Image description: A polka dot picnic blanket covered with snacks, yellow flowers, a sunhat and candles.
Gather your government-mandated number of friends, favourite food, and head to one of Oxford’s many green spaces to enjoy a picnic, whether the sun’s out or not.
Trinity Term is the perfect time for picnics. Oxford is full of apt lunch spots: your college gardens, Christ Church Meadows, Port Meadow, University Parks, South Park, Botanic Gardens…the list is endless. But, if I’m honest, the food is what makes a picnic go from mediocre to delightful.
During Hilary Term, one of my friends whipped up a torta salata, a simple Italian tart consisting of vegetables and cheese encased in pastry. With the recent sunny spells in the UK, I attempted to try out some torte salate at home using shop-bought pastry and seasonal vegetables. I soon realised this is the best picnic food. A cross between a quiche, a tart, and a pizza, the torta salata originates in medieval Italy where it was called a pasticium romano. The humble vegetable pastry evolved to suit changing tastes and regional differences in produce.
It is a dish for everyday, often served sliced as antipasti or brought whole to a picnic. It all starts with some pastry (who has time for anything but shop-bought pastry, really?), vegetables and a binder of either egg, ricotta or a few tablespoons of olive oil. The simplicity and versatility lends itself to endless flavour combinations. Sometimes the best-tasting ones are made with whatever random ingredients are hiding in your fridge! I have opted to use seasonal vegetables as they often not only taste better, but cost less.

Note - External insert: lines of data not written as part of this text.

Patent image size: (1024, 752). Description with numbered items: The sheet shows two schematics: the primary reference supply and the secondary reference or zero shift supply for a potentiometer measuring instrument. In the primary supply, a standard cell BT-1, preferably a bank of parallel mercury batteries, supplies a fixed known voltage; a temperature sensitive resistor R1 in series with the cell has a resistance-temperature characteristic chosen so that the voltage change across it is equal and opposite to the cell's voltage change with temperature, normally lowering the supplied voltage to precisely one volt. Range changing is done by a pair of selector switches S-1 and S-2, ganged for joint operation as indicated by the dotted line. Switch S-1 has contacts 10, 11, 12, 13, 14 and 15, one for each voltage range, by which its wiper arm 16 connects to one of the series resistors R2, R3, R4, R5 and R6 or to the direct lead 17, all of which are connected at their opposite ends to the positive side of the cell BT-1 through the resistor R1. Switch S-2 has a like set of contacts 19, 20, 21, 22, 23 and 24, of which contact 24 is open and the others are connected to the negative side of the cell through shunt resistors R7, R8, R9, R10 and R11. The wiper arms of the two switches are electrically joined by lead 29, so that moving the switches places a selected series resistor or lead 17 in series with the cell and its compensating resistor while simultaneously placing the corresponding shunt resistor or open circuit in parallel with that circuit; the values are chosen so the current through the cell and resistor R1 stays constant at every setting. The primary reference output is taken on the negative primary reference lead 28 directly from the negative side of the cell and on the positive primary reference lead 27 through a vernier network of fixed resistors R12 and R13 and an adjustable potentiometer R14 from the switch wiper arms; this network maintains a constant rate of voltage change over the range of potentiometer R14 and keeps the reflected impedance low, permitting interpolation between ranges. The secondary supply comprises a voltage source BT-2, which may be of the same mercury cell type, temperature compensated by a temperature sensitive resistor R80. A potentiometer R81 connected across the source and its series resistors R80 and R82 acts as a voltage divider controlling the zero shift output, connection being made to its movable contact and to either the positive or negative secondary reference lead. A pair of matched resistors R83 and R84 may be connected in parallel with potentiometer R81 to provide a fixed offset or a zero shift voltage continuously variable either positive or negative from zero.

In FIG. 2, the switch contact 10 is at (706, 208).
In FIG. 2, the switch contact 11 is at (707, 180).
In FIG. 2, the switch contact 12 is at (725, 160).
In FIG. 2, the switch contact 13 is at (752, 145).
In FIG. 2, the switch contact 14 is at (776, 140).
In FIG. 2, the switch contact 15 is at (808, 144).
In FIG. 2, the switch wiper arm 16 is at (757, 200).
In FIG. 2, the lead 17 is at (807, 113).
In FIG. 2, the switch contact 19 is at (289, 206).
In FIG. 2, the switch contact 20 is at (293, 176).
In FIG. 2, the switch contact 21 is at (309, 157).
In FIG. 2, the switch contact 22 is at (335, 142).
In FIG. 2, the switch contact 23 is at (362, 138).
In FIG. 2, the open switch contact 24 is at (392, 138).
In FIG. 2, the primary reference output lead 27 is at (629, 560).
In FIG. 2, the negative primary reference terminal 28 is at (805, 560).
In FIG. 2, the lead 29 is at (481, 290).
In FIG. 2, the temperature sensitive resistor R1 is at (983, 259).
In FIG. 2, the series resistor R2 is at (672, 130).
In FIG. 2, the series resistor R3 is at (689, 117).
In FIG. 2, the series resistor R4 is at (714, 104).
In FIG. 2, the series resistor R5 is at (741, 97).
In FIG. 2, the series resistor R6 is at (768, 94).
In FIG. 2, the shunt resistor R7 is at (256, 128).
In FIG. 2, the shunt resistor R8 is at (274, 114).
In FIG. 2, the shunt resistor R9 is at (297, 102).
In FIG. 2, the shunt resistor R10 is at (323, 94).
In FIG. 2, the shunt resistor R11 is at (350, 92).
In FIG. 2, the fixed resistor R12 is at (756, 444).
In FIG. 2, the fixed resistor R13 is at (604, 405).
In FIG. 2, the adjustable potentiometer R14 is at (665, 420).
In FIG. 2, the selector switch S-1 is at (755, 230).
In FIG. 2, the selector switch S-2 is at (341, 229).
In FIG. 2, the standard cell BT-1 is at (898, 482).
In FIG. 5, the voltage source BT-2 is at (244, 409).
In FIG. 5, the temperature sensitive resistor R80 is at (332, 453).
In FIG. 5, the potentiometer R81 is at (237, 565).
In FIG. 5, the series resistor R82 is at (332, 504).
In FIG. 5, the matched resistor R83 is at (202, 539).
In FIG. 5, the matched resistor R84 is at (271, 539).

At the minute, asparagus, wild garlic, new potatoes, and purple sprouting broccoli are here for spring. If you feel like a forest walk out of the city centre, there are some rumoured wild garlic spots in Oxford where you can forage for a tasty topping to your dish. Later in term, runner beans, peas, courgettes, and spring onions are ripe and fresh for summer.
Asparagus, tomato and charred lemon torta salata for April and May:
1 packet of ready-rolled puff pastry (short-crust pastry is also an option)
1 punnet of cherry tomatoes
1 large lemon
1 bunch of asparagus
100g ricotta cheese
A few handfuls of grated hard Italian cheese (optional)
Olive oil (a glug for frying and 2 tbsp for the filling)
Salt and pepper
1. Preheat the oven to 200C/ fan 180C/ gas mark 6. Unroll the pastry onto a tray, using the wax paper to line it.
Note: A torta salata is round and about 20cm wide, but shop-bought pastry is usually rectangular. If you prefer a circular tart, just fold up the pastry in half and roll out into a circle, using a clean wine bottle if, like me, your student kitchen lacks a rolling pin. Maybe use the scraps to make cheese rolls with any leftover ricotta or parmesan.
2. Chop an inch off the woody asparagus ends and slice each spear diagonally into 3 pieces. Next, slice a large lemon into 2cm rounds and halve the cherry tomatoes.
3. Heat 2 tablespoons of olive oil in a pan until it runs quickly over the surface. Add the lemon slices, season with a pinch of sea salt, and fry until fragrant and slightly charred. Transfer the lemon slices onto a plate to use later. Toss the asparagus into the same pan, sautéing until it blisters and browns for around 5 minutes.
4. Next, turn down the heat and add the cherry tomatoes. Stir frequently until they soften and release their juice. Turn off the heat and tip everything in a mixing bowl.
5. Dollop 100g ricotta, 2 tbsp olive oil, and 2 handfuls of grated parmesan into the mixing bowl. Stir until the vegetables are evenly coated, then season with salt and pepper to taste. You could also substitute the parmesan for Grana Padano or crumbled feta. Other tasty additions include a pinch of chilli flakes or a layer of pesto spread onto the pastry before adding the filling…
6. Spread the filling onto the pastry, leaving a 5-7cm gap around the edge. Layer the charred lemon slices on top and finish with a sprinkle of sea salt.
7. For the crust, fold the pastry edges over the top, making little crimps or waves in the dough if you’re feeling *fancy.*
8. Before the torta heads into the oven, brush it lightly with some milk or egg. Bake for 30 minutes. If you prefer a crispier crust, leave it in for another 5 minutes, checking throughout. Enjoy hot or cold. But for a picnic, this recipe is best made the night before and cut into slices once cooled. Pack the slices between sheets of baking paper before placing in the fridge, ready for lunch.